A total of 1,251, or 81.3%, of William Hill shareholders, holding 86.6% of the business’ issued share capital, voted for the £2.9bn (€3.17bn/$3.72bn) deal.
Overall, 54.6% of William Hill shares were represented in voting, meaning that 47.3% of all the operator’s shares voted in favour.
A slightly higher portion of shareholders – 87.1% – voted for the implementation of Caesars’ takeover scheme. Both measures required approval from a majority of voting shares to come into effect.
“We are pleased to have received William Hill shareholder support for our recommended cash offer,” Caesars chief executive Tom Reed said. “We continue to work towards satisfying the remaining regulatory conditions and look forward to completing the transaction next year and integrating William Hill US into our Caesars sports betting and igaming franchise.”
Under the deal, Caesars will acquire William Hill’s 1.08bn shares for £2.72 each. The target of the acquisition will be William Hill’s US betting operations, with the rest of its business expected to be sold.
Caesars said that the enlarged operation could generate up to $700m in net revenue during the 2021 fiscal year.

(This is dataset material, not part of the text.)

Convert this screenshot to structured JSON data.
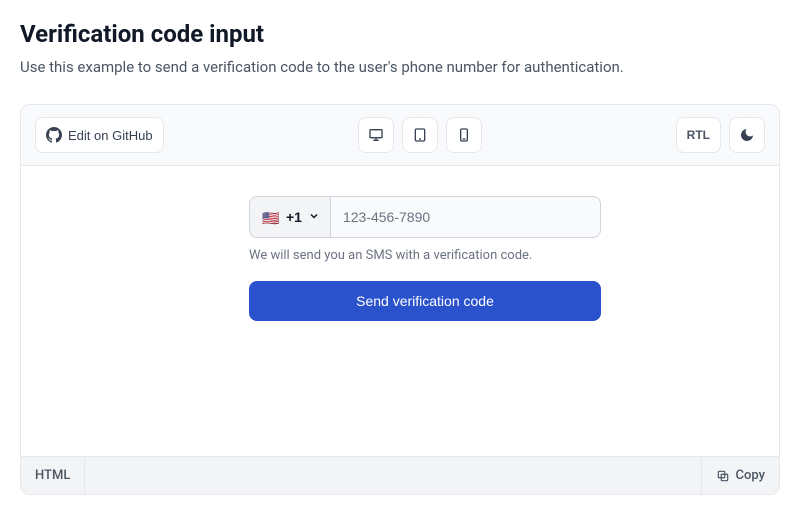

In addition, Caesars revealed that Austria’s competition authorities have approved the deal, determining that it did not violate the Austrian Cartel Act of 2005.
Caesars added that it expects all necessary regulatory approvals to be obtained in the second quarter of 2021 and possibly as early as the end of March 2021.
The acquisition follows Caesars being acquired by regional operator Eldorado Resorts in a $17.3bn reverse-merger deal that closed earlier this year, putting 55 casinos under the operator’s control.
William Hill’s board unanimously agreed to approve the deal in September, choosing it over a rival bid from investment fund Apollo Global.